Viele Lebererkrankungen sind eng mit dem Darm verknüpft wie die
Fettleber oder die nichtalkoholische Steatohepatitis. Foto: Schering
Das Beziehungsgeflecht zwischen Darm und Leber spielt Prof. Dr. med. Tilmann Sauerbruch (Bonn) zufolge bei verschiedenen Erkrankungen eine wesentliche Rolle. „Funktionsstörungen im Darmbereich können Lebererkrankungen triggern, während umgekehrt Störungen der Leberfunktion Darmerkrankungen Vorschub leisten können“, fasste Sauerbruch zusammen.
Beispiele für die enge Verknüpfung zwischen Darm und Lebererkrankungen sind die Fettleber sowie die nichtalkoholische Steatohepatitis (NASH), ein Krankheitsbild, das parallel zur steigenden Inzidenz und Prävalenz von Übergewicht und Adipositas in der Gesellschaft an Häufigkeit zunimmt. Trigger der Erkrankung kann laut Priv.-Doz. Dr. med. Claus Hellerbrand (Regensburg) eine veränderte Darmflora sein, wie sie bei übergewichtigen Menschen regelhaft zu beobachten ist. Es könne dadurch zum Überwachsen bestimmter Keime im Darm kommen, gab der Mediziner zu bedenken. Die Folge: eine beeinträchtigte Barrierefunktion des Darms, eine erhöhte Permeabilität und dadurch bedingt eine Translokation der Bakterien. Das wiederum triggert Entzündungsreaktionen und damit die Progression einer bei der Adipositas oft vorliegenden Fettleber zu NASH, oder schlimmer noch, die Dekompensation bei einer bereits manifesten Leberzirrhose.
Umgekehrt können Störungen im Bereich der Leber die Funktion des Darms beeinträchtigen, wie Dr. med. Antonio Moschetta (Bari, Italien) darlegte. Fehlen etwa die in der Leber gebildeten Gallensäuren, so können Störungen der Verdauungsfunktion die Folge sein. Es kann dadurch zu Veränderungen der Darmflora mit einer nachfolgend gestörten Barrierefunktion und Translokation intestinaler Keime kommen.
Gallensäure wirkungsvoll
Wie eng die Allianz zwischen Darm und Leber tatsächlich ist, zeigt nach Prof. Dr. med. Ulrich Beuers (Amsterdam, Niederlande) das Beispiel der primär sklerosierenden Cholangitis (PSC), einer cholestatischen Lebererkrankung, bei der in 70 Prozent der Fälle zugleich eine chronisch-entzündliche Darmerkrankung – meist in Form der Colitis ulcerosa – vorliegt. Die PSC geht mit einem erhöhten Risiko sowohl für ein Cholangiokarzinom als auch für ein Pankreas- oder Kolonkarzinom einher.
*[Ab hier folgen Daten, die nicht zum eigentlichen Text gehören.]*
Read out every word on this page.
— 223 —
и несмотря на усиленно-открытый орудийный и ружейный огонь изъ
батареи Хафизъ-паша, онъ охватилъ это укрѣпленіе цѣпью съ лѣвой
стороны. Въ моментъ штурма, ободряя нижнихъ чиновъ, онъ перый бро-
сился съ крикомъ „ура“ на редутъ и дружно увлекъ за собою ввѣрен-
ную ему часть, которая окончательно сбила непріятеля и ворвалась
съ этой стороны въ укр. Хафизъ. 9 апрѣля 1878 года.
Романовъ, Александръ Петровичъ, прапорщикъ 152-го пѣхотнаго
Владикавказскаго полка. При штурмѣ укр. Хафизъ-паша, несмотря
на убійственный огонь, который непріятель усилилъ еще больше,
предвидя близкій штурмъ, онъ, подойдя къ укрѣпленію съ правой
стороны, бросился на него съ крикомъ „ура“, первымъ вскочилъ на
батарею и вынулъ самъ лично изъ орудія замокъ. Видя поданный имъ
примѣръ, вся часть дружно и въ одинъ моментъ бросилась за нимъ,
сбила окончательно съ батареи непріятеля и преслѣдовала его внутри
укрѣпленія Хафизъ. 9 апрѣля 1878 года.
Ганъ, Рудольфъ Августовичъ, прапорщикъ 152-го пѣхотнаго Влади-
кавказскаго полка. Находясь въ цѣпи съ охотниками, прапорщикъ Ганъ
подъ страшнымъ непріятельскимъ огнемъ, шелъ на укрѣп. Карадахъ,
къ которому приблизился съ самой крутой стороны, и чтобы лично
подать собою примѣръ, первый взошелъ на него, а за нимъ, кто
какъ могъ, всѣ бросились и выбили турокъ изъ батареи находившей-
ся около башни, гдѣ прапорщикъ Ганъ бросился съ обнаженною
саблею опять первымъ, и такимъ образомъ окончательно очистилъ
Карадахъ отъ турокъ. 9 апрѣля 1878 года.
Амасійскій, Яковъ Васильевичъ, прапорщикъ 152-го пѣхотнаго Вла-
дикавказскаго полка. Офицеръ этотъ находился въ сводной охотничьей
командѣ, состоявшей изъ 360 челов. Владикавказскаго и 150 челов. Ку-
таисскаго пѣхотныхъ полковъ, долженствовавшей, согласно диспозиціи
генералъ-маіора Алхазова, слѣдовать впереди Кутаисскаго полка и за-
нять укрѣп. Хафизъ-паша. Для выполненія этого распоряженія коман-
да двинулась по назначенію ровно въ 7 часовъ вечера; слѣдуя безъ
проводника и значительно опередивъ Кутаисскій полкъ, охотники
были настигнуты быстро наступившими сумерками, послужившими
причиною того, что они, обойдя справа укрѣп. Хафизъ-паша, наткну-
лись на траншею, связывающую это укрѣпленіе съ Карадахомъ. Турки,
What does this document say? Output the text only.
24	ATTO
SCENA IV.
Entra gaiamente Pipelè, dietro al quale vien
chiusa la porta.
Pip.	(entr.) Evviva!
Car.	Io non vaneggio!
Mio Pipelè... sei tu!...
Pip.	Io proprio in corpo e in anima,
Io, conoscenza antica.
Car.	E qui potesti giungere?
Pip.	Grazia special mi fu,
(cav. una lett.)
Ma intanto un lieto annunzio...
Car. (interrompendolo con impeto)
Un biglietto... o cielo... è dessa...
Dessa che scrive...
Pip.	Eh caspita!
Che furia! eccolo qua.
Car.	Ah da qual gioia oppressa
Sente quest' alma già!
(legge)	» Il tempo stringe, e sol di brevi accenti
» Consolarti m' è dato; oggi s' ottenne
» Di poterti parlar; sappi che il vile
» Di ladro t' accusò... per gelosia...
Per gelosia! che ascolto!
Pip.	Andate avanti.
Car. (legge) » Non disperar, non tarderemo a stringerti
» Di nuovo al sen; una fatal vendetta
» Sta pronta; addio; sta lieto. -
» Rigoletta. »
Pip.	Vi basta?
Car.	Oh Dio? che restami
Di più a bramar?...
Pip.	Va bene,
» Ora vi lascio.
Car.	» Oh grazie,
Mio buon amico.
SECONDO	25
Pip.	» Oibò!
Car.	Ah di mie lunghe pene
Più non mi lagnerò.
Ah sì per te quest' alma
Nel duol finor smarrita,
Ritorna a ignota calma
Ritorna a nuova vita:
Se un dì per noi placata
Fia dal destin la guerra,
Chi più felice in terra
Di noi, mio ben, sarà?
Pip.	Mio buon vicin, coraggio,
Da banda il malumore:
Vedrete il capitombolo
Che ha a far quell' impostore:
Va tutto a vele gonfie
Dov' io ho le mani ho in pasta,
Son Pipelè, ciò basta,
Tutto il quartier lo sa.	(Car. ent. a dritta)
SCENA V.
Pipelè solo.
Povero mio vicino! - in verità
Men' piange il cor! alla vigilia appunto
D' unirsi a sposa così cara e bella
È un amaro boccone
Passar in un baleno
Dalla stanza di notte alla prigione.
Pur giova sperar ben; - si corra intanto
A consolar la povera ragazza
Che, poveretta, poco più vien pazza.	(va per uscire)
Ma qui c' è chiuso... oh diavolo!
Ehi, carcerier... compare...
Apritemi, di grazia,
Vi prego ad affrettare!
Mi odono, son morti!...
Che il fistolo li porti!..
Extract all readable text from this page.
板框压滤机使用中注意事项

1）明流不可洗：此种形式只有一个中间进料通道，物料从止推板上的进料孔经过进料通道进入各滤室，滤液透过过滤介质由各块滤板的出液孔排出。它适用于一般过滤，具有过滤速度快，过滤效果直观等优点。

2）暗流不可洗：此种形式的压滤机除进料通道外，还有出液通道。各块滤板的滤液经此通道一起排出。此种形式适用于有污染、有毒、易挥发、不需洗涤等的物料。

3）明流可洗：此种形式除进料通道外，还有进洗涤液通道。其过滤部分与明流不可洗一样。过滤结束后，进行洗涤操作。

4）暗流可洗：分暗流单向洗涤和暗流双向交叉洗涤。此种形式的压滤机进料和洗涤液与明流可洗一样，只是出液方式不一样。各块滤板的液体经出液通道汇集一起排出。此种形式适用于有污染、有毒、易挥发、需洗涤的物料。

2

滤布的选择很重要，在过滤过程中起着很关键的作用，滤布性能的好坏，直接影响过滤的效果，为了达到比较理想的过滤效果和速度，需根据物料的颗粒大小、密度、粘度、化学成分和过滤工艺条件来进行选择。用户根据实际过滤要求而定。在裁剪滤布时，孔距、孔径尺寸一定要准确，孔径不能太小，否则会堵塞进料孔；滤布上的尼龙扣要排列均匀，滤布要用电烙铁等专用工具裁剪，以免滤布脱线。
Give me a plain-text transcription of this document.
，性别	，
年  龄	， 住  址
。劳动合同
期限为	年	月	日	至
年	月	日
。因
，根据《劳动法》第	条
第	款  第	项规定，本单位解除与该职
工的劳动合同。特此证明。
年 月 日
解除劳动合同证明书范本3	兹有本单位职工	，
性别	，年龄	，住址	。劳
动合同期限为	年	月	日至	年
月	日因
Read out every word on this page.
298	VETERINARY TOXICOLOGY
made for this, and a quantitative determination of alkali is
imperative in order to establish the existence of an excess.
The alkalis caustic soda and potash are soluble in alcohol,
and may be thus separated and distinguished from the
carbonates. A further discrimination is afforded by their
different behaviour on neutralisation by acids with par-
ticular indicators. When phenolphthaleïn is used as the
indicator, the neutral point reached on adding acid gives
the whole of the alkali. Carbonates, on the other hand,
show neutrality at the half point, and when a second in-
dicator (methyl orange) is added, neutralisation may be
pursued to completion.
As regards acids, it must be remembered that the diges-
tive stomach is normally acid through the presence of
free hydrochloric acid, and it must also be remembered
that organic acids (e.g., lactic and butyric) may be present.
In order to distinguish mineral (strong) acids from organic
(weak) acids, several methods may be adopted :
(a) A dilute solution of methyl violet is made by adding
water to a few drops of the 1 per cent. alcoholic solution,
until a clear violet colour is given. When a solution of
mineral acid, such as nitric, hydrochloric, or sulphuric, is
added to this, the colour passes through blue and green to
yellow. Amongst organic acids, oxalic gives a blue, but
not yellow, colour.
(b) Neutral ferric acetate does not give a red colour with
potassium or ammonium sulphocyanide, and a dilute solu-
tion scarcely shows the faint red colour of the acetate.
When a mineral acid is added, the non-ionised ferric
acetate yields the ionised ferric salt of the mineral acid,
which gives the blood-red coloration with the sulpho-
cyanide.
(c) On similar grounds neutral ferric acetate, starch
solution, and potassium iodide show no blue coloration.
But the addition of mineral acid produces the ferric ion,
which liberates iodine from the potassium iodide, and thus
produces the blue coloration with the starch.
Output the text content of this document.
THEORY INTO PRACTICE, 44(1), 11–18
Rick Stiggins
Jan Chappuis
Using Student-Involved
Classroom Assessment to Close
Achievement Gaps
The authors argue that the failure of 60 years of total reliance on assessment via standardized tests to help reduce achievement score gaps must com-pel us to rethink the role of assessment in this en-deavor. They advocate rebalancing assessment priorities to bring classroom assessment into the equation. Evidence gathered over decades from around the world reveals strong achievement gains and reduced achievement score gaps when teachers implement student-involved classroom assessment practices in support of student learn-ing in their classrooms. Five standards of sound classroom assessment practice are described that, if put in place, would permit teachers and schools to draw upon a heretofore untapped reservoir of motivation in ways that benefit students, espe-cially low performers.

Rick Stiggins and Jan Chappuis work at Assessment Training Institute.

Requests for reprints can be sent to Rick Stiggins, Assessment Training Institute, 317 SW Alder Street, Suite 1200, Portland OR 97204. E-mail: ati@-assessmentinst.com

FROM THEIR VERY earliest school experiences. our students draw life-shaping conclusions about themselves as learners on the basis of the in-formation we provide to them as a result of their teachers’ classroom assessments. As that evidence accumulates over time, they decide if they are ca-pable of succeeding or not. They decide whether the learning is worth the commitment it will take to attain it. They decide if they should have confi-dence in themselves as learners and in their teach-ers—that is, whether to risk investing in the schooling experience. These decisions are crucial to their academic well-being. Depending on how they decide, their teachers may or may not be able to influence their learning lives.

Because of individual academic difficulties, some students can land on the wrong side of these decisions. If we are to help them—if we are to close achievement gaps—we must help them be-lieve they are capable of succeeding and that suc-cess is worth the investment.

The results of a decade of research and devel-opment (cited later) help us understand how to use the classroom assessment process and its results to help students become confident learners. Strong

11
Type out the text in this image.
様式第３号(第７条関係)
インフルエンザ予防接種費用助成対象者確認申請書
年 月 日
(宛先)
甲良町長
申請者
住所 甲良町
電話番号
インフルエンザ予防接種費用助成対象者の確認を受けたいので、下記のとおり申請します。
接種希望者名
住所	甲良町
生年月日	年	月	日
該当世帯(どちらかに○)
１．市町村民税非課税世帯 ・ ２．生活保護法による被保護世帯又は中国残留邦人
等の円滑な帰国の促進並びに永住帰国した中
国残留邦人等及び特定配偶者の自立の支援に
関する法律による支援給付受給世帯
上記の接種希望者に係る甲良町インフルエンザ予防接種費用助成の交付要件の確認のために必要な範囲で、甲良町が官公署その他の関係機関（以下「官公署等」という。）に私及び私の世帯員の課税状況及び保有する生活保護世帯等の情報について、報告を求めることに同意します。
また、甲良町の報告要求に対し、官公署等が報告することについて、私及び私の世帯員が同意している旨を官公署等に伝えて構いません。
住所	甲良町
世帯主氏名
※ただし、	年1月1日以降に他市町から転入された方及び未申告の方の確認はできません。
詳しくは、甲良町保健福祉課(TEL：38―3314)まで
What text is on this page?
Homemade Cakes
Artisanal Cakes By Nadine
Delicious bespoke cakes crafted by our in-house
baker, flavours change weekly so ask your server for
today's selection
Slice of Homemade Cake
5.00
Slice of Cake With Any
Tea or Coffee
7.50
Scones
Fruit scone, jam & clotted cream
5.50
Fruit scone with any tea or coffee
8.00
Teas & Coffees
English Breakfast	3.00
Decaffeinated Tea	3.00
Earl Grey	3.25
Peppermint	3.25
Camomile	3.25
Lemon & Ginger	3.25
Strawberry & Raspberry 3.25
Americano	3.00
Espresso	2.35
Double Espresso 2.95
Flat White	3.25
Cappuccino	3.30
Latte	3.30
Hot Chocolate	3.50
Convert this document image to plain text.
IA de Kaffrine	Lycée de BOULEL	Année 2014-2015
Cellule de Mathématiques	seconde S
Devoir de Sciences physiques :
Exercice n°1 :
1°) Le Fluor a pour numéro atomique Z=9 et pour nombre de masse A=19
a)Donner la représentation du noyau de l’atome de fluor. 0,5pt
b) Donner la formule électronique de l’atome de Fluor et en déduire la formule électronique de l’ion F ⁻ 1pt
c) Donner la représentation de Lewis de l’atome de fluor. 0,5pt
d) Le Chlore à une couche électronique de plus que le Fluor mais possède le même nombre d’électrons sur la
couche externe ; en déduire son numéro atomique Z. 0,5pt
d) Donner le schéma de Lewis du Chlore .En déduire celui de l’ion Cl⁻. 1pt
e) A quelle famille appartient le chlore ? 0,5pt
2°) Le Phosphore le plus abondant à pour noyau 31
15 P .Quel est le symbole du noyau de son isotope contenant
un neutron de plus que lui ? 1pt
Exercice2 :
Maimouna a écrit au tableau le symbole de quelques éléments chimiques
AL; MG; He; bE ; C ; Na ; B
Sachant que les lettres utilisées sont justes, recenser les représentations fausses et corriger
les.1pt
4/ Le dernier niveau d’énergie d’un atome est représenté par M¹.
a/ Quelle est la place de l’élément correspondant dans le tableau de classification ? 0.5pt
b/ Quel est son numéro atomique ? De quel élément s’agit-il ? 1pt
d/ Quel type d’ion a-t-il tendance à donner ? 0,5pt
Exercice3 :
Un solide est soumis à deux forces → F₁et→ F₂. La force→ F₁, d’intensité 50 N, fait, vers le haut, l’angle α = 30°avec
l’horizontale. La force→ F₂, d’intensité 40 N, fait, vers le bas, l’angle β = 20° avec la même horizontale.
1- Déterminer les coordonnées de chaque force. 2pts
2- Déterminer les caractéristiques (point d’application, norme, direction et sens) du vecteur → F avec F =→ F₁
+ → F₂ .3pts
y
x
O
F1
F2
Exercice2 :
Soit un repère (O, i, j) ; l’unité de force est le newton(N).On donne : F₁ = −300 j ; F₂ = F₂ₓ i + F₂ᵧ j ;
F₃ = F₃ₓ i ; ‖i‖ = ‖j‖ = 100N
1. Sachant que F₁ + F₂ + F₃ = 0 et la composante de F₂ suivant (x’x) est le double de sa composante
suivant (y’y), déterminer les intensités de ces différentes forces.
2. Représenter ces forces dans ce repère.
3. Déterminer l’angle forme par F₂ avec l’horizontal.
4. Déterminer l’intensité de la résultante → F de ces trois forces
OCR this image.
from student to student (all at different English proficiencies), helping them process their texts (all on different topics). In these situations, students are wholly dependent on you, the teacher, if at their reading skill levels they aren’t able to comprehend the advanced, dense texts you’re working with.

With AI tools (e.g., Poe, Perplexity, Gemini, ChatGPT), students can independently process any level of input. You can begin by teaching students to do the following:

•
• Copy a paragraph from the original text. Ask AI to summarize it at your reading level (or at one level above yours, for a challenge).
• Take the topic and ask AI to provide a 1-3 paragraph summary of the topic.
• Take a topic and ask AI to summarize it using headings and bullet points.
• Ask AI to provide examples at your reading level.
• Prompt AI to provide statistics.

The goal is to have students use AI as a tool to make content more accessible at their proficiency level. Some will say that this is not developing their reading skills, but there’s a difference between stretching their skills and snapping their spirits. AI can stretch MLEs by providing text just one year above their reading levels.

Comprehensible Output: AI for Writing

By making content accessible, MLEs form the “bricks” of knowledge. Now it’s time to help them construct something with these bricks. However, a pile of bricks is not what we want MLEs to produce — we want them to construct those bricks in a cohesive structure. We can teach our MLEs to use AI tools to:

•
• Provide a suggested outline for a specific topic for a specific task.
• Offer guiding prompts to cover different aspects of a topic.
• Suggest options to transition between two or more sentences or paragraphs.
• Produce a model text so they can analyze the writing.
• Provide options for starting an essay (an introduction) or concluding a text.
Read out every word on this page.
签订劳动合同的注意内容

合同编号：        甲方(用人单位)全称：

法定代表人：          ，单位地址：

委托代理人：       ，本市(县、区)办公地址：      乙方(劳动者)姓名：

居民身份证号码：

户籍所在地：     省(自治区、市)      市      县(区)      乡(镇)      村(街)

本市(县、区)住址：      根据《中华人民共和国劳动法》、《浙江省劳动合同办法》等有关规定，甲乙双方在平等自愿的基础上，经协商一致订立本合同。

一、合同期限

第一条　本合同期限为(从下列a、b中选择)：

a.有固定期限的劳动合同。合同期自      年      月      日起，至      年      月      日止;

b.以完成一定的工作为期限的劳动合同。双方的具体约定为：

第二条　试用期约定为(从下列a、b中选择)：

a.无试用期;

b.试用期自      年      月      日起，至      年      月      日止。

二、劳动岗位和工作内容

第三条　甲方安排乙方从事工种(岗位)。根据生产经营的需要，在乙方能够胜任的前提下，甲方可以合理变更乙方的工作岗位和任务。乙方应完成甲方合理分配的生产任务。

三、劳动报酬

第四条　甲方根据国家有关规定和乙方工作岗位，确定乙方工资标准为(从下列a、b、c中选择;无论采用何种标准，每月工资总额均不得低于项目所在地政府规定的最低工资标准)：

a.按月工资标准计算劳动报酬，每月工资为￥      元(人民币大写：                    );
Bei einer Behandlung mit der Gallensäure Ursodeoxycholsäure bessern sich jedoch nicht nur die Symptomatik und die Laborwerte, sondern es sinkt auch das Karzinomrisiko. „Die Behandlung mit der Gallensäure vermittelt ferner antiapoptotische Effekte und kann wahrscheinlich der Entwicklung von Leberzellläsionen und fibrotischen Prozessen sowie dem zirrhotischen Umbau der Leber entgegenwirken“, berichtete Beuers. Dass eine enge Assoziaion zwischen Leber und Darm besteht, verdeutlicht ein weiterer Befund: Erfolgt vor oder während einer Lebertransplantation aufgrund einer PSC eine Kolektomie, so reduziert sich das Risiko einer sich nach der Organverpflanzung erneut manifestierenden PSC erheblich. Sogar beim Abbau und der Elimination von Arzneimittelwirkstoffen machen Leber und Darm „gemeinsame Sache“: Der Metabolismus der meisten Medikamente erfolgt über das Zytochrom-P-450-System, das primär in der Leber lokalisiert ist. Das Enzymsystem, das eine Vielzahl von Abbauwegen umfasst, ist Prof. Dr. med. Matthias Schwab (Stuttgart) zufolge aber keineswegs auf die Leber beschränkt. „Wir wissen inzwischen, dass die Enzyme auch im Darm exprimiert werden“, sagte er. Das aber bedeute konkret, dass nicht nur der Leber, sondern auch dem Darm eine Funktion beim Stoffwechsel von Medikamenten sowie eine eindeutige Entgiftungsfunktion zukomme.